Bill Clinton's Dramatic Diet
In a recent televised interview with CNN's Wolf Blitzer, former President Bill Clinton explained how he lost weight. "I went on essentially a plant-based diet. I live on beans, legumes, vegetables, fruits... I drink a protein supplement every morning, no dairy, I drink almond milk mixed in with fruit, and a protein powder... It changed my whole metabolism, and I lost 24 pounds." Bill Clinton is following a vegan diet.
Clinton, who underwent quadruple bypass surgery in September 2004, explained his decision to turn to a vegan diet. He said, "I did it because after I had this stent put in, I realized that even though it happens quite often that after bypass surgery you lose the veins because they're thinner and weaker than arteries, the truth is that it clogged up, which means that the cholesterol was still causing buildup in my vein that was part of my bypass. I didn't want it to happen again. So I did all this research and it says that 82% of the people since 1986 who have gone on a plant-based, no dairy, no meat of any kind -- I eat very little fish -- 82% of the people who have done that have begun to heal themselves. Their arterial blockage cleans up, the calcium deposit around their heart breaks up."
The Vegan Way
A vegan is a strict vegetarian who eats no animal products at all. No meat, poultry, fish, eggs, cheese, milk, butter, or other dairy products, no honey from the bees. No animal products as ingredients either: no chicken broth in the soup, no lard in the refried beans, no mayonnaise on the veggie burger.
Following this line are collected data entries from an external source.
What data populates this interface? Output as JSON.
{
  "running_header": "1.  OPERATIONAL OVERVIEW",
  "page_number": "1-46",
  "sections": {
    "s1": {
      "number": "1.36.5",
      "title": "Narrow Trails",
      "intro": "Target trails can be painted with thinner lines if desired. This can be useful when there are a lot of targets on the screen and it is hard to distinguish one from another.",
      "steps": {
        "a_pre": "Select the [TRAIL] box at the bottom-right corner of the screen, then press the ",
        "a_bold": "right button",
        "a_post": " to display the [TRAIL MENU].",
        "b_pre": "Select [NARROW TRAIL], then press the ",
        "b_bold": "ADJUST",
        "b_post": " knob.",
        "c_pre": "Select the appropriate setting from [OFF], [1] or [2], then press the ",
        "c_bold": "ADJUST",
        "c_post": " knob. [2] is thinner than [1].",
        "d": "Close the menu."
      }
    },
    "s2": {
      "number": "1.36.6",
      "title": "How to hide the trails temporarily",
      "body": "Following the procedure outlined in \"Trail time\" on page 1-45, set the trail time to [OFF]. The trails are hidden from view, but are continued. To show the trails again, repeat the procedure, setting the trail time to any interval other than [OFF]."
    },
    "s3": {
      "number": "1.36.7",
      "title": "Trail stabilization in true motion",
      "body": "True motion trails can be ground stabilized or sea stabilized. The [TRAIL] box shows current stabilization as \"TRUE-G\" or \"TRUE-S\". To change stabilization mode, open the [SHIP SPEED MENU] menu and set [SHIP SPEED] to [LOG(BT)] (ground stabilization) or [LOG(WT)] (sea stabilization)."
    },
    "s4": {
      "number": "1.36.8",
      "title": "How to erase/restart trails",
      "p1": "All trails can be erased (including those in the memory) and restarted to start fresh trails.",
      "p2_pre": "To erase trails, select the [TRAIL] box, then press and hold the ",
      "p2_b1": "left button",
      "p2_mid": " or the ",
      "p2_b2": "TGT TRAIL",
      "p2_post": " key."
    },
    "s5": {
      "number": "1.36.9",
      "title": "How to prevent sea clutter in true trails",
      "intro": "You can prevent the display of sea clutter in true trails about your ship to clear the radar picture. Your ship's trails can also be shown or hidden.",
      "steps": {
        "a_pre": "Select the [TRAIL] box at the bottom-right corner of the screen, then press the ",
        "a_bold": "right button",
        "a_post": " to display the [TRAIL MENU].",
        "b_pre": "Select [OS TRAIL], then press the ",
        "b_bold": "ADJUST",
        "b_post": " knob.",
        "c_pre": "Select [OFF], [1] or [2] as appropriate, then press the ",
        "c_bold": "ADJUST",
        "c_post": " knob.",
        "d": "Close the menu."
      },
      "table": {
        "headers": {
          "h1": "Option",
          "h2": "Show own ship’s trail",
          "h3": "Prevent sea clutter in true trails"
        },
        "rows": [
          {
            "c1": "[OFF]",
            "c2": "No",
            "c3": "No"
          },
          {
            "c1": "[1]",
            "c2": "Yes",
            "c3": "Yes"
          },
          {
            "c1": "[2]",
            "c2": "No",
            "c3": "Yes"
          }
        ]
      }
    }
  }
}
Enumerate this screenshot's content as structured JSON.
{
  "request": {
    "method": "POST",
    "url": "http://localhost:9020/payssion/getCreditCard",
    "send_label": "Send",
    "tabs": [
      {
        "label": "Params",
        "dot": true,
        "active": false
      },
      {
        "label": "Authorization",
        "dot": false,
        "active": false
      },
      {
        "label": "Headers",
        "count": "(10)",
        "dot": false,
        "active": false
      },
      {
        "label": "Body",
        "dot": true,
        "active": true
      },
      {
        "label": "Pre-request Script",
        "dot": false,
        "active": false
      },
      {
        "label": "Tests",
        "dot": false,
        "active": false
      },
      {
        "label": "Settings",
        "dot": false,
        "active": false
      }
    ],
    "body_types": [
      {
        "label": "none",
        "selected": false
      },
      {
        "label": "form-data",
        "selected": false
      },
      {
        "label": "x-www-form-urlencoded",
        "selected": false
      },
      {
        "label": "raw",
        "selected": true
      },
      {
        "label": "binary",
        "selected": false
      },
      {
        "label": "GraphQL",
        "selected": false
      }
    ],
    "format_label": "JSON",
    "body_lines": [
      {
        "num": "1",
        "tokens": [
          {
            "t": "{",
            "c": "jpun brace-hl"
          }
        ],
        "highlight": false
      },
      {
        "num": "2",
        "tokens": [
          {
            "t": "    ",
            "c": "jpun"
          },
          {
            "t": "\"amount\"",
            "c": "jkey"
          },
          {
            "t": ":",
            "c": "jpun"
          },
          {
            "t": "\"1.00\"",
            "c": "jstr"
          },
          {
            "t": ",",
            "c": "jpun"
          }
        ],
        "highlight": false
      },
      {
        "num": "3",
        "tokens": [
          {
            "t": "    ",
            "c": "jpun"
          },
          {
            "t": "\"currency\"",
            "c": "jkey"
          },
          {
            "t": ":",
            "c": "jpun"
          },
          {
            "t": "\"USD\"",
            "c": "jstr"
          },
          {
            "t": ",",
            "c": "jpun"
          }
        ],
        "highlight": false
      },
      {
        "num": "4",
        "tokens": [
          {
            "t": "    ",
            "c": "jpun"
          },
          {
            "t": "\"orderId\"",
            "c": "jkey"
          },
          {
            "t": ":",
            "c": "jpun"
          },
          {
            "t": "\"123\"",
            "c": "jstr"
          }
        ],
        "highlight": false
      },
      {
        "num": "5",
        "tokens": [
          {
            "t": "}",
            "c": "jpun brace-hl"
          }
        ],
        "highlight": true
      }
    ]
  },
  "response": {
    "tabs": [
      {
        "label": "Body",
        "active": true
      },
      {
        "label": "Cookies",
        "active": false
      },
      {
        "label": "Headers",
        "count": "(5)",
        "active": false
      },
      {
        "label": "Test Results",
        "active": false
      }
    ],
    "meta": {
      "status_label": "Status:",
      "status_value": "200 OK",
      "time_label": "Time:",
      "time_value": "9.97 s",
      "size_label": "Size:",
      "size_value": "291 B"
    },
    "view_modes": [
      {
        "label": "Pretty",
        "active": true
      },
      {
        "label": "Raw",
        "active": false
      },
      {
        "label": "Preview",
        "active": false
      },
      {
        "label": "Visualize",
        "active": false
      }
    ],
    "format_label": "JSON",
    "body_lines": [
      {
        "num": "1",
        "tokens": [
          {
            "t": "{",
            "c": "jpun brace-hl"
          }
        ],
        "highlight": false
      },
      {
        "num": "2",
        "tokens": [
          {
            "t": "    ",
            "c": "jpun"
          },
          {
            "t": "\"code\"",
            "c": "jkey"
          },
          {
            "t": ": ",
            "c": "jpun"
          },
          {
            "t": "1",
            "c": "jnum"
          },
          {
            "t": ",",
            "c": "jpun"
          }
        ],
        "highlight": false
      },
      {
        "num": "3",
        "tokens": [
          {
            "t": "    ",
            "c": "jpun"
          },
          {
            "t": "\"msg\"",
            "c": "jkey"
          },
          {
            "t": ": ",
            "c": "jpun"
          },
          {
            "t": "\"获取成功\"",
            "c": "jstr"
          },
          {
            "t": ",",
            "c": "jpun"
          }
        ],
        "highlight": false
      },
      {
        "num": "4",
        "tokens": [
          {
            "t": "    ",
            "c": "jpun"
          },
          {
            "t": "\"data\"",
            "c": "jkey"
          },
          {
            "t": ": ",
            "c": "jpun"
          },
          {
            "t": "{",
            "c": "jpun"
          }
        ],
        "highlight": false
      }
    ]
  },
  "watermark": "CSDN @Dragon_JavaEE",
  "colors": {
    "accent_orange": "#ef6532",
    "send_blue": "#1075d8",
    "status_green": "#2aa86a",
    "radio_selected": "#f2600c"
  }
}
Some vegans avoid all products derived from animals: no fur, leather, silk or wool, no gelatin in the hair-styling gel, no goose down comforter.
A vegan diet does include all of the grains and grain-based products, such as cereal, bread, crackers and pasta, as well as dried beans and other legumes, soybeans, peanuts, nuts and seeds, and all of the vegetables and fruits, and foods made by combining those ingredients. And then there are vegan versions of animal-based foods: vegan ice cream, vegan mayonnaise, vegan hot dogs, and the list goes on. A vegetarian diet differs from a vegan diet by including all of the vegan foods, and also eggs and/or milk (ovo-lacto vegetarian) and fish sometimes too.
Bill Clinton is correct in saying that his diet is backed by research. Epidemiological studies typically find lower total cholesterol and low-density lipoprotein (LDL) cholesterol levels in vegetarians, and intervention studies have shown a reduction in total and LDL-cholesterol levels when subjects switch from their usual diet to a vegetarian diet.
In The China Study, Dr. T. Colin Campbell explained how a mamouth 1980s epidemiological study of 367 variables across 65 counties and 6,500 adults led him to conclude, "People who ate the most animal-based foods got the most chronic disease... People who ate the most plant-based foods were the healthiest and tended to avoid chronic disease." Dr. Dean Ornish also has lots of data to show that his very low fat vegetarian diet reverses clogged arteries, and Dr. Calwell B. Esselstyn makes a similar case in his book, Prevent and Reverse Heart Disease: The Revolutionary, Scientifically Proven, Nutrition-Based Cure.
The components of a vegan diet that have a beneficial effect on lipid levels are the higher amounts of fiber, nuts, soy, and plant sterols, and lower levels of saturated fat. Of course, for the diet to produce maximum results, one has to be 100% compliant.
Vegans must be sure to eat enough protein, iron, calcium, vitamin D, and vitamin B12. Plant protein can meet protein requirements when calories are adequate and high-quality soy protein is consumed, but when lower quality protein from grains and beans is the main protein source or when calories are low, individual protein requirements can be higher. The iron in plant foods is not absorbed as well as iron from meat and so the recommended iron intake for vegetarians is 1.8 times those of non-vegetarians. Vegans must take care to eat enough calcium and vitamin D because they don't eat dairy products. The European Prospective Investigation into Cancer and Nutrition study found that vegans had a 30% higher risk of fracture possibly due to their considerably lower mean calcium. Finally, vitamin B-12 must be supplemented in vegan diets because B12 is reliably found only in animal foods and fortified products.
Would you follow a vegan diet? Would you try it to treat heart disease?